Another issue that is receiving more and more attention is carrying out the decomposition (subband coding) not only on the lowpass side but on both sides. In other words, zooming into both low and high frequency bands of the signal separately. This can be visualized as having both sides of the tree structure of Figure 4.1. What result is what is known as the wavelet packages. We will not discuss wavelet packages in this here, since it is beyond the scope of this tutorial. Anyone who is interested in wavelet packages, or more information on DWT can find this information in any of the numerous texts available in the market.

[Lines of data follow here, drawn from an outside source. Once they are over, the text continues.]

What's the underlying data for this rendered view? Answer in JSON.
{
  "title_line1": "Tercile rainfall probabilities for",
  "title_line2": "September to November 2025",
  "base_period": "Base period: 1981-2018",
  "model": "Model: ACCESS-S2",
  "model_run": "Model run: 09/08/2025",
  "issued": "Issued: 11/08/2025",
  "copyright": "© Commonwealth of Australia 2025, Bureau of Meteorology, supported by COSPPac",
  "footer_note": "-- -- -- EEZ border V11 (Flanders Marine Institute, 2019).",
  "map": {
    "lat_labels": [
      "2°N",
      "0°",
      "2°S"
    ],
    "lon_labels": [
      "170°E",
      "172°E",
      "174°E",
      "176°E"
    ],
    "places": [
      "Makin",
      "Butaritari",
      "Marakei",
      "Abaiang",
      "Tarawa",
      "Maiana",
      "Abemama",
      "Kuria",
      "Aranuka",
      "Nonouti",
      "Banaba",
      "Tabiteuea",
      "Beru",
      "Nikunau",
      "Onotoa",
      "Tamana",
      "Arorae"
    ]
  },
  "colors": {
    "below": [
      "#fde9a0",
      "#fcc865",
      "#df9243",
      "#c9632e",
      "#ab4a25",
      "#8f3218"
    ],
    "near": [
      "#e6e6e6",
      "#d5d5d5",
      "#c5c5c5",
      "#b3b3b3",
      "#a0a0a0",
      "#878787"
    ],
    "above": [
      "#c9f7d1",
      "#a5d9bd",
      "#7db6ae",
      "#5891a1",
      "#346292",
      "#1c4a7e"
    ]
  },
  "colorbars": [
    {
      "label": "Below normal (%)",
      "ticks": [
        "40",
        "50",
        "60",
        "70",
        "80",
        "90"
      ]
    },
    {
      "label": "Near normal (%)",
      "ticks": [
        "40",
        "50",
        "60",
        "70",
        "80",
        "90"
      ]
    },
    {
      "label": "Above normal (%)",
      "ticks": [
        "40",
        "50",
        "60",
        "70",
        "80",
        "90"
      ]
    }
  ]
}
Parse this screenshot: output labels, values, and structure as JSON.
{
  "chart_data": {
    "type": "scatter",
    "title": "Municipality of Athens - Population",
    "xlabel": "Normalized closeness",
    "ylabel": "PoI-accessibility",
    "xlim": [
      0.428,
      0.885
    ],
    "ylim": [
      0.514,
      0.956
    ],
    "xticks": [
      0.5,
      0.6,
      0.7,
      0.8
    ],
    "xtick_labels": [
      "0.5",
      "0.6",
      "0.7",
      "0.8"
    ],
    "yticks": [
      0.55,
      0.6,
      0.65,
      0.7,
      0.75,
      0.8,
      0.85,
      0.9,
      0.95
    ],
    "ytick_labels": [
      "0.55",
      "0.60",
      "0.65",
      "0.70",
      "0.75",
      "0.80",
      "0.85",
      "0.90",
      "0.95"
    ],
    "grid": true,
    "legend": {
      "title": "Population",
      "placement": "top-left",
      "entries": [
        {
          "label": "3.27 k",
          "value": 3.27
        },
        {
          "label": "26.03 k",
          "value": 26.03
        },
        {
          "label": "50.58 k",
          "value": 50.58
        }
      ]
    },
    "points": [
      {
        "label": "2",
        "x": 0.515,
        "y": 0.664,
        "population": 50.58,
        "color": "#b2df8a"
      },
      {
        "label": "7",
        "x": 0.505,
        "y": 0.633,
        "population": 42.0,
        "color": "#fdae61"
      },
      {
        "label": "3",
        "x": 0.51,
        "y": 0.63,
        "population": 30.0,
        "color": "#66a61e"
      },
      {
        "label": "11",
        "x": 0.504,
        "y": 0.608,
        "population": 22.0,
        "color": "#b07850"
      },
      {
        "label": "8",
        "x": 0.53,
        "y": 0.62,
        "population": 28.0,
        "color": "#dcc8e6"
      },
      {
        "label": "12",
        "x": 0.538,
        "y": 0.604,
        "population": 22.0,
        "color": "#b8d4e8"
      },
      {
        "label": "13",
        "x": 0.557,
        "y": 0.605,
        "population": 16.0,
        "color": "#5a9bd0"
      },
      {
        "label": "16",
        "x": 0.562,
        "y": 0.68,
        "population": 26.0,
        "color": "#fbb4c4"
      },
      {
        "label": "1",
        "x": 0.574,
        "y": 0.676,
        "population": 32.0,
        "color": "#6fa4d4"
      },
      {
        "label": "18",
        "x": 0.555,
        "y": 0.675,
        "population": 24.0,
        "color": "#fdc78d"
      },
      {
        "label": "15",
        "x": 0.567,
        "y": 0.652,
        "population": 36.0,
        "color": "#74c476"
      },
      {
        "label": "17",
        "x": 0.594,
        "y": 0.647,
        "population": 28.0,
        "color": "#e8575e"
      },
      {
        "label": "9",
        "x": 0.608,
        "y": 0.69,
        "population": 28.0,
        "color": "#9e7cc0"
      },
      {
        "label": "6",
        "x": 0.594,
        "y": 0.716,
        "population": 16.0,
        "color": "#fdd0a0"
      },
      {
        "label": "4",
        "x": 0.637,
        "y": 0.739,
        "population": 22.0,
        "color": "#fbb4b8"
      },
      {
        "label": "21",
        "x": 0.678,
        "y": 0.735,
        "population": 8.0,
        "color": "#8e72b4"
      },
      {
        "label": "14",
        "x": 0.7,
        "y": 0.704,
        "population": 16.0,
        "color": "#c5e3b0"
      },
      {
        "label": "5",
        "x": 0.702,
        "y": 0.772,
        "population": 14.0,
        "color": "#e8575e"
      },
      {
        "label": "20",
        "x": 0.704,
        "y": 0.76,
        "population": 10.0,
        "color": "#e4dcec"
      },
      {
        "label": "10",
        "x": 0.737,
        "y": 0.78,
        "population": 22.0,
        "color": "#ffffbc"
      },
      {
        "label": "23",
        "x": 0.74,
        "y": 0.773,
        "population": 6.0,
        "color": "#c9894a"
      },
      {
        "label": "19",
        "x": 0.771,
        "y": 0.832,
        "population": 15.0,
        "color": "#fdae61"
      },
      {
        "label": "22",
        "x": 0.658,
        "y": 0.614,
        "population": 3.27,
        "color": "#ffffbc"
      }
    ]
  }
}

And this concludes our mini series of wavelet tutorial. If I could be of any assistance to anyone struggling to understand the wavelets, I would consider the time and the effort that went into this tutorial well spent. I would like to remind that this tutorial is neither a complete nor a through coverage of the wavelet transforms. It is merely an overview of the concept of wavelets and it was intended to serve as a first reference for those who find the available texts on wavelets rather complicated. There might be many structural and/or technical mistakes, and I would appreciate if you could point those out to me. Your feedback is of utmost importance for the success of this tutorial.